Der Held der Frankensage ist Ogier le Danois, einer der Paladine Karls des Großen, der sich mit einer Fee vermählte und in dem Zauberschloß auf dem Magnetberg wohnte. Die Krone, die ihm seine Gattin aufsetzt, läßt ihn die Zeit vergessen. Wie er sie vom Haupte hebt, verlangt es ihn, zu seinem Herrn, dem Kaiser Karl, zurückzukehren. Doch der ist lange tot, denn es sind zwei Jahrhunderte vergangen.

Die Lübecker Chronik berichtet, daß ein Mann in einer Lucke auf dem Turm, von niemandem bemerkt, sieben Jahre schlief. Bei der Wettenburg flüchtete ein Schläfer vor dem Regen in eine Höhle und verfiel in einen Schlaf, der siebenmal sieben Jahre währte. Und bei Trier sollen gar zwei Bauern, die ein Unwetter in eine Höhle trieb, hundert Jahre lang geschlafen haben.

Ähnliche Sagen gibt es auch im Morgenlande. Die indischen Purana berichten von dem König Raiwata, der zu Brahma kommt, um ihn um Rat zu fragen über die Vermählung seiner Tochter. Da lauscht er einem himmlisch schönen Liede. Als das Lied zu Ende und er des Gottes Rat erfragen will, erklärt ihm Brahma lächelnd, daß zwanzig Menschenalter in dem Strom der Zeit verflossen seien.

Die Dichtung der Araber wiederum verlegt in einen irdischen Augenblick die Fülle göttlicher Jahrtausende. So in der Himmelfahrt des Mahomed, den eines Nachts der Engel Gabriel durch alle sieben Himmel Allahs führt, eine Weltenreise, die tausend Jahrtausende erfordert. Und Mahomed, zurückgekehrt von dieser Reise, findet, daß sein Bett noch warm ist.
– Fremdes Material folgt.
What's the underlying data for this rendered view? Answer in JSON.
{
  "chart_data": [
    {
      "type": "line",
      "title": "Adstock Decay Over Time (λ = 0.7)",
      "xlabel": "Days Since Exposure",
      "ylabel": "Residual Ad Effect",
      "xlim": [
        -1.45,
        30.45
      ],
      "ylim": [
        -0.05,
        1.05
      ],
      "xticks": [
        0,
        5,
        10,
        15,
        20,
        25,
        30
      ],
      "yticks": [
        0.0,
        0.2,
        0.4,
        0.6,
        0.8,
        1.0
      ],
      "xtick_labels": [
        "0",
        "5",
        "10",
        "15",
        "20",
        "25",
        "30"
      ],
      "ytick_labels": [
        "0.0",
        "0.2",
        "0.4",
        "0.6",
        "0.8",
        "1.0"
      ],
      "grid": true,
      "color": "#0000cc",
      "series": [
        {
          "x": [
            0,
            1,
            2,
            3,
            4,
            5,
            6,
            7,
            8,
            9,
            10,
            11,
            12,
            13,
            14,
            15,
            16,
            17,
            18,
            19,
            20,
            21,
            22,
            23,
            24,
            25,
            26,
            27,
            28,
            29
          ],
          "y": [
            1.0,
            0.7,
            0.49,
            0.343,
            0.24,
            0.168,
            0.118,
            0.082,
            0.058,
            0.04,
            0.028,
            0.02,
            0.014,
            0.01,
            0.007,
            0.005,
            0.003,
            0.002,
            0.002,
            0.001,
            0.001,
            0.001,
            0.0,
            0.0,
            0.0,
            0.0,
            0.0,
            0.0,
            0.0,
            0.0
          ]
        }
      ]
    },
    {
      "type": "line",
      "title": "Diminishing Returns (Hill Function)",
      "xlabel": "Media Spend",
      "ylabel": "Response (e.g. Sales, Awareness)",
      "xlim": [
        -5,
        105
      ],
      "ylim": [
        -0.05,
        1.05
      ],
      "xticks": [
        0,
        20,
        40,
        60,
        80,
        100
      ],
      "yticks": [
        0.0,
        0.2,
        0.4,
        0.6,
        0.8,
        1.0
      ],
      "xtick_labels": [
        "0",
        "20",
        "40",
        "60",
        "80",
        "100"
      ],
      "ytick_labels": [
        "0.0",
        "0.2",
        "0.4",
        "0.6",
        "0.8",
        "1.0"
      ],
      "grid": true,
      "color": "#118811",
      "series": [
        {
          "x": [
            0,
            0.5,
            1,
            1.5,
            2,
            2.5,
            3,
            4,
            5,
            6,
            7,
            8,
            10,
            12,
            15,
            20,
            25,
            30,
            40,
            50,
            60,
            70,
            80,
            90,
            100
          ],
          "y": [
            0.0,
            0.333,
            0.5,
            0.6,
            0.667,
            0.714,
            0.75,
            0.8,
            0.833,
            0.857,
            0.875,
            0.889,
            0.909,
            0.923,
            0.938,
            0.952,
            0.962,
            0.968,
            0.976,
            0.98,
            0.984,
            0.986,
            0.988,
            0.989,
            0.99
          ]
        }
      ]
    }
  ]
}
Ein Sultan von Egypten zweifelt an der Wahrheit der Legende und disputiert darüber mit dem Scheich Schahabeddin. Der Scheich ersucht den Herrscher, daß er seinen Kopf in eine Wasserkufe tauche. Und nun durchlebt der Sultan sieben schicksalsreiche Jahre, voll Abenteuer, Glück und Schrecken. Nach Atem ringend, hebt er seinen Kopf empor – aus der Wasserkufe. Er sieht, daß er all dies in einem kurzen Augenblick erlebte.